Angela laughed and pulled a couple of cigarettes out of her purse. “Smoke?”
Now, look, I may have been a very stupid person—we’ve pretty much established that at this point—but I wasn’t about to get into smoking. Right at that moment, though, it seemed like just the thing to do.
“Give me one,” I said.
It was something the old Debbie never would have done, but having a cigarette meant that I would set fire to something. It could be, like, a symbolic burning away of everything that came before. I’d never have to smoke another one after this.
Angela lit her cigarette, then handed me one and flicked the lighter in front of me. I took a puff and then proceeded to hack up a pretty good portion of my lung.
Sheesh. More stuff to get out from the inside of me.
I felt as though any minute now, Nancy Reagan or some other special guest star would burst into the room to warn me about the dangers of smoking and teach me to say no. It would be a very special episode of Debbie Woodlawn’s Stupid Life.
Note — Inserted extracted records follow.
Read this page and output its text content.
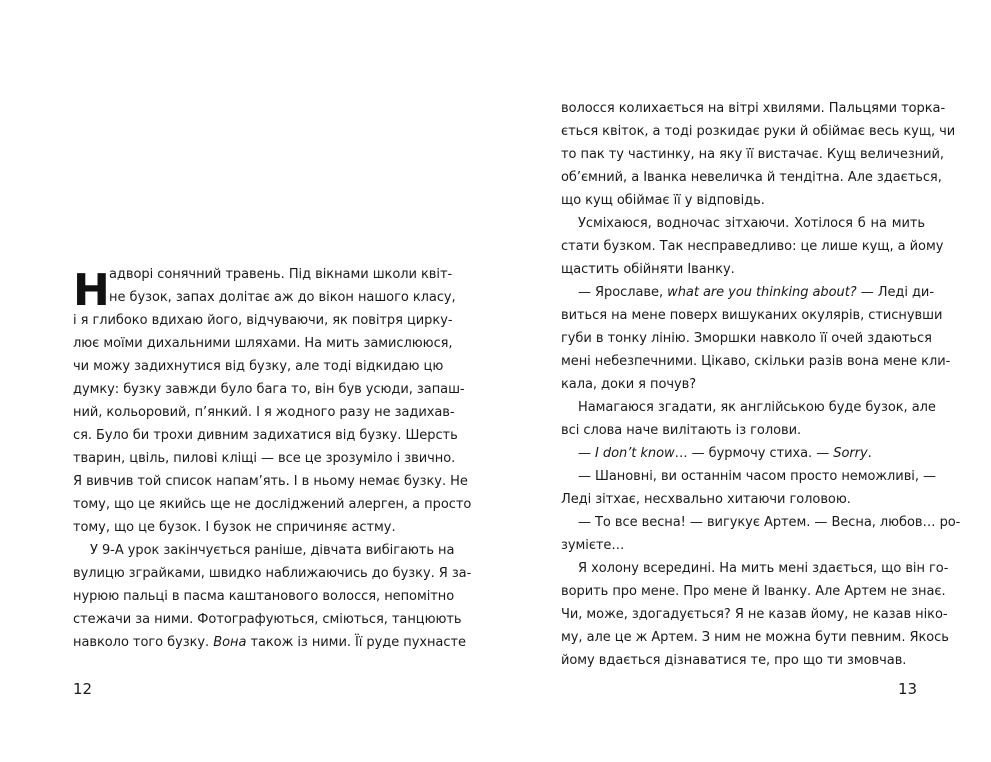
Н адворі сонячний травень. Під вікнами школи квіт-
не бузок, запах долітає аж до вікон нашого класу,
і я глибоко вдихаю його, відчуваючи, як повітря цирку-
лює моїми дихальними шляхами. На мить замислююся,
чи можу задихнутися від бузку, але тоді відкидаю цю
думку: бузку завжди було бага то, він був усюди, запаш-
ний, кольоровий, п’янкий. І я жодного разу не задихав-
ся. Було би трохи дивним задихатися від бузку. Шерсть
тварин, цвіль, пилові кліщі — все це зрозуміло і звично.
Я вивчив той список напам’ять. І в ньому немає бузку. Не
тому, що це якийсь ще не досліджений алерген, а просто
тому, що це бузок. І бузок не спричиняє астму.
У 9-А урок закінчується раніше, дівчата вибігають на
вулицю зграйками, швидко наближаючись до бузку. Я за-
нурюю пальці в пасма каштанового волосся, непомітно
стежачи за ними. Фотографуються, сміються, танцюють
навколо того бузку. Вона також із ними. Її руде пухнасте
12
волосся колихається на вітрі хвилями. Пальцями торка-
ється квіток, а тоді розкидає руки й обіймає весь кущ, чи
то пак ту частинку, на яку її вистачає. Кущ величезний,
об’ємний, а Іванка невеличка й тендітна. Але здається,
що кущ обіймає її у відповідь.
Усміхаюся, водночас зітхаючи. Хотілося б на мить
стати бузком. Так несправедливо: це лише кущ, а йому
щастить обійняти Іванку.
— Ярославе, what are you thinking about? — Леді ди-
виться на мене поверх вишуканих окулярів, стиснувши
губи в тонку лінію. Зморшки навколо її очей здаються
мені небезпечними. Цікаво, скільки разів вона мене кли-
кала, доки я почув?
Намагаюся згадати, як англійською буде бузок, але
всі слова наче вилітають із голови.
— I don’t know… — бурмочу стиха. — Sorry.
— Шановні, ви останнім часом просто неможливі, —
Леді зітхає, несхвально хитаючи головою.
— То все весна! — вигукує Артем. — Весна, любов… ро-
зумієте…
Я холону всередині. На мить мені здається, що він го-
ворить про мене. Про мене й Іванку. Але Артем не знає.
Чи, може, здогадується? Я не казав йому, не казав ніко-
му, але це ж Артем. З ним не можна бути певним. Якось
йому вдається дізнаватися те, про що ти змовчав.
13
Well, no. I wouldn’t have my own show. It would be a very special episode of The Wonderful World of Lisa that focused on a character who was being written out of the series soon. Maybe they’d kill me off to teach everyone else a lesson.
&nb
sp; Angela politely ignored the cough instead of laughing at me. I didn’t keep trying to smoke, though. I just held the cigarette. I’d already set fire to something.
“Love sucks,” Angela said, exhaling.
“Yeah,” I said. “I can’t believe Lisa said she’s okay with people doing more than kissing before they get married. We just went to an abstinence rally in Omaha a few months ago. And there were people there who do that courtship thing where they never even touch until the wedding, and she thought it was cool.”
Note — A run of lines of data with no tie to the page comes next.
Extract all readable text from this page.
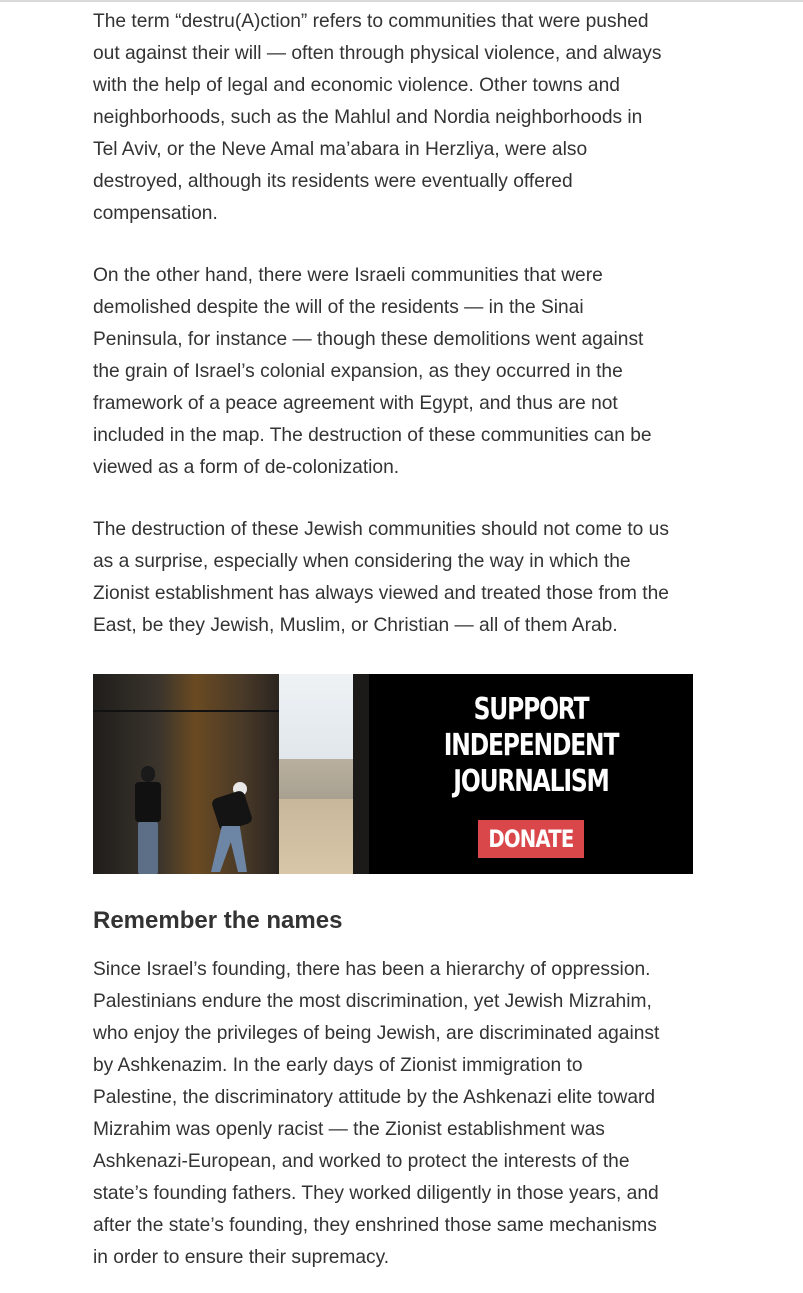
The term “destru(A)ction” refers to communities that were pushed
out against their will — often through physical violence, and always
with the help of legal and economic violence. Other towns and
neighborhoods, such as the Mahlul and Nordia neighborhoods in
Tel Aviv, or the Neve Amal ma’abara in Herzliya, were also
destroyed, although its residents were eventually offered
compensation.

On the other hand, there were Israeli communities that were
demolished despite the will of the residents — in the Sinai
Peninsula, for instance — though these demolitions went against
the grain of Israel’s colonial expansion, as they occurred in the
framework of a peace agreement with Egypt, and thus are not
included in the map. The destruction of these communities can be
viewed as a form of de-colonization.

The destruction of these Jewish communities should not come to us
as a surprise, especially when considering the way in which the
Zionist establishment has always viewed and treated those from the
East, be they Jewish, Muslim, or Christian — all of them Arab.

SUPPORT
INDEPENDENT
JOURNALISM
DONATE
Remember the names

Since Israel’s founding, there has been a hierarchy of oppression.
Palestinians endure the most discrimination, yet Jewish Mizrahim,
who enjoy the privileges of being Jewish, are discriminated against
by Ashkenazim. In the early days of Zionist immigration to
Palestine, the discriminatory attitude by the Ashkenazi elite toward
Mizrahim was openly racist — the Zionist establishment was
Ashkenazi-European, and worked to protect the interests of the
state’s founding fathers. They worked diligently in those years, and
after the state’s founding, they enshrined those same mechanisms
in order to ensure their supremacy.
“She probably never felt this way before,” said Angela. “You can’t fight hormones that well in real life. Lots of people in ACTs think girls who go past first base are sluts until they actually get a boyfriend themselves. Then they find out it’s harder than they thought.”
I just sighed and watched the thin plume of smoke rise from the end of the cigarette.
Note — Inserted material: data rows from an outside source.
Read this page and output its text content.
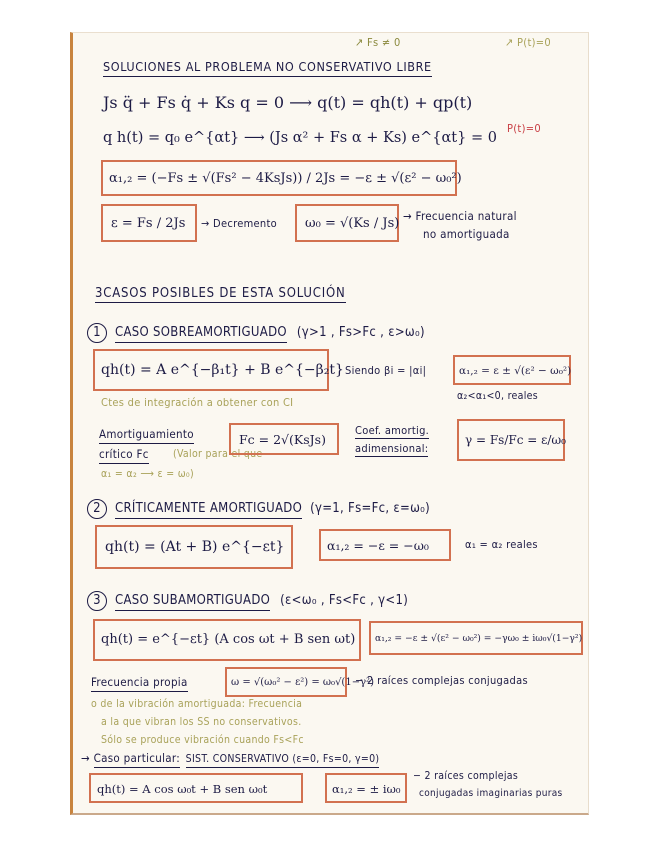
↗ Fs ≠ 0	↗ P(t)=0
SOLUCIONES AL PROBLEMA NO CONSERVATIVO LIBRE
Js q̈ + Fs q̇ + Ks q = 0 ⟶ q(t) = qh(t) + qp(t)
P(t)=0
q h(t) = q₀ e^{αt} ⟶ (Js α² + Fs α + Ks) e^{αt} = 0
α₁,₂ = (−Fs ± √(Fs² − 4KsJs)) / 2Js = −ε ± √(ε² − ω₀²)
ε = Fs / 2Js → Decremento ω₀ = √(Ks / Js) → Frecuencia natural
no amortiguada
3CASOS POSIBLES DE ESTA SOLUCIÓN
1 CASO SOBREAMORTIGUADO (γ>1 , Fs>Fc , ε>ω₀)
qh(t) = A e^{−β₁t} + B e^{−β₂t} Siendo βi = |αi|	α₁,₂ = ε ± √(ε² − ω₀²)
α₂<α₁<0, reales
Ctes de integración a obtener con CI
Amortiguamiento
crítico Fc (Valor para el que
α₁ = α₂ ⟶ ε = ω₀)
Fc = 2√(KsJs)
Coef. amortig.
adimensional:
γ = Fs/Fc = ε/ω₀
2 CRÍTICAMENTE AMORTIGUADO (γ=1, Fs=Fc, ε=ω₀)
qh(t) = (At + B) e^{−εt}	α₁,₂ = −ε = −ω₀	α₁ = α₂ reales
3 CASO SUBAMORTIGUADO (ε<ω₀ , Fs<Fc , γ<1)
qh(t) = e^{−εt} (A cos ωt + B sen ωt) α₁,₂ = −ε ± √(ε² − ω₀²) = −γω₀ ± iω₀√(1−γ²)
Frecuencia propia	ω = √(ω₀² − ε²) = ω₀√(1−γ²)
− 2 raíces complejas conjugadas
o de la vibración amortiguada: Frecuencia
a la que vibran los SS no conservativos.
Sólo se produce vibración cuando Fs<Fc
→ Caso particular: SIST. CONSERVATIVO (ε=0, Fs=0, γ=0)
qh(t) = A cos ω₀t + B sen ω₀t	α₁,₂ = ± iω₀
− 2 raíces complejas
conjugadas imaginarias puras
“Look,” Angela said. “I know how bad what you’re going through sucks. Like you want to crawl into a snakehole and tear off every bit of your skin and set what’s left of you on fire.”
“Yeah,” I said. “I already symbolically flushed myself down the toilet.”
Angela laughed. “Well, that’s a start,” she said. “If you want my advice, you need to just find a random girl and a comfortable back seat where you can work off some steam.”
“I don’t think I know a single other gay girl in school,” I said. “Except for those ones who hang out in the drama hall.”
“Half of them are faking it,” said Angela. “And some of them are really mean, too.”
“I guess I could just close my eyes and sleep with Nate Spoelstra,” I said.
“Yeah,” said Angela. “Uh, don’t do that. He’s so greasy you’d end up feeling like you were on a Slip-n-Slide.”
I managed a weak smile. Or half of one, anyway.
We sat in silence for a minute while Angela took a few more thoughtful drags on her cigarette.
“Why do you go to ACTs, anyway?” I asked. “Do you believe in all that stuff?”
She took another puff and shrugged. “Some of it, I guess,” she said. “I started going because of a guy, though.”